The average rate on a two-year mortgage deal across the range of loan-to-value ratios rose on Friday to 5.82%, compared with 5.30% a month ago, financial data provider Moneyfacts said.

Stubbornly high British inflation data last month sparked a big jump in market interest rates as investors scrambled to price in more increases in borrowing costs from the Bank of England in coming months.

Interest rates offered by mortgage lenders have soared in response. Late on Thursday, HSBC temporarily withdrew mortgage products for customers applying via brokers.

“To help ensure that new customers get the best possible service, we occasionally need to limit the amount of new business we can take each day via broker services,” an HSBC spokesperson said.

HSBC said its mortgage products and interest rates remained available for existing customers.

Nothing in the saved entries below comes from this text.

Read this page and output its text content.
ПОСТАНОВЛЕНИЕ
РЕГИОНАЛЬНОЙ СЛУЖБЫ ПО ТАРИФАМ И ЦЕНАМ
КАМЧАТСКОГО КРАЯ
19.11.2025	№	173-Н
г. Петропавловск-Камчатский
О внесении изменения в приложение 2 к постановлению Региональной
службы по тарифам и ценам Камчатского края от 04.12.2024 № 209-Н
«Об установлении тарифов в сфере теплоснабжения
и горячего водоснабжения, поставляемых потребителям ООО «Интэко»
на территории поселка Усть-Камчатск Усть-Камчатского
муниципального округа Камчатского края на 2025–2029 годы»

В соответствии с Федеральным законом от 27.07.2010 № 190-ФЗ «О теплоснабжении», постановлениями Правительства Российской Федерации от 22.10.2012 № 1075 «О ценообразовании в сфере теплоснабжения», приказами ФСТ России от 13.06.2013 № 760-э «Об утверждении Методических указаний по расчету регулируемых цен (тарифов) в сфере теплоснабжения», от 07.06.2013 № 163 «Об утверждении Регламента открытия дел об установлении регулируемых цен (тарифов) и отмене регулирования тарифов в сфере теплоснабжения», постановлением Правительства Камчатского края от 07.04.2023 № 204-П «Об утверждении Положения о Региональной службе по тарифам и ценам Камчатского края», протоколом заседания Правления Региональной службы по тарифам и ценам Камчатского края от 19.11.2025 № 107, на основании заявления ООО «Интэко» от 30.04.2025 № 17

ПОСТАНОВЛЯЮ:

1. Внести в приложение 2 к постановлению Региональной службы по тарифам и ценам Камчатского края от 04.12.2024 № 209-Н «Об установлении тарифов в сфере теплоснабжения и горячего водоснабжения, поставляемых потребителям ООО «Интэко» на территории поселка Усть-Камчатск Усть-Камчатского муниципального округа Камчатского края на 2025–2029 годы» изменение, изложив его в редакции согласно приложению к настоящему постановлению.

Rival lender Nationwide Building Society also raised its mortgage rates on Friday, having already revised them up twice since last month’s Bank of England interest rate hike.

On Friday, consultancy Oxford Economics predicted a 10% peak-to-trough drop in house prices, based on the BoE raising interest rates to 5%.

“This repricing of mortgage products coincides with the peak period for existing fixed rate deals ending,” said Andrew Goodwin, chief economist at Oxford Economics.

“This will maintain the squeeze on household finances, offsetting the boost from lower energy prices. It also suggests we’re likely to see an increase in financial stress and, potentially, a rise in the number of forced sales.”

Ratings agency Moody’s on Thursday forecast a 10% drop in house prices.

British house prices in March were 3% down on their all-time peak of November 2022, at which point they were 27% higher than before the COVID-19 pandemic, according to official data.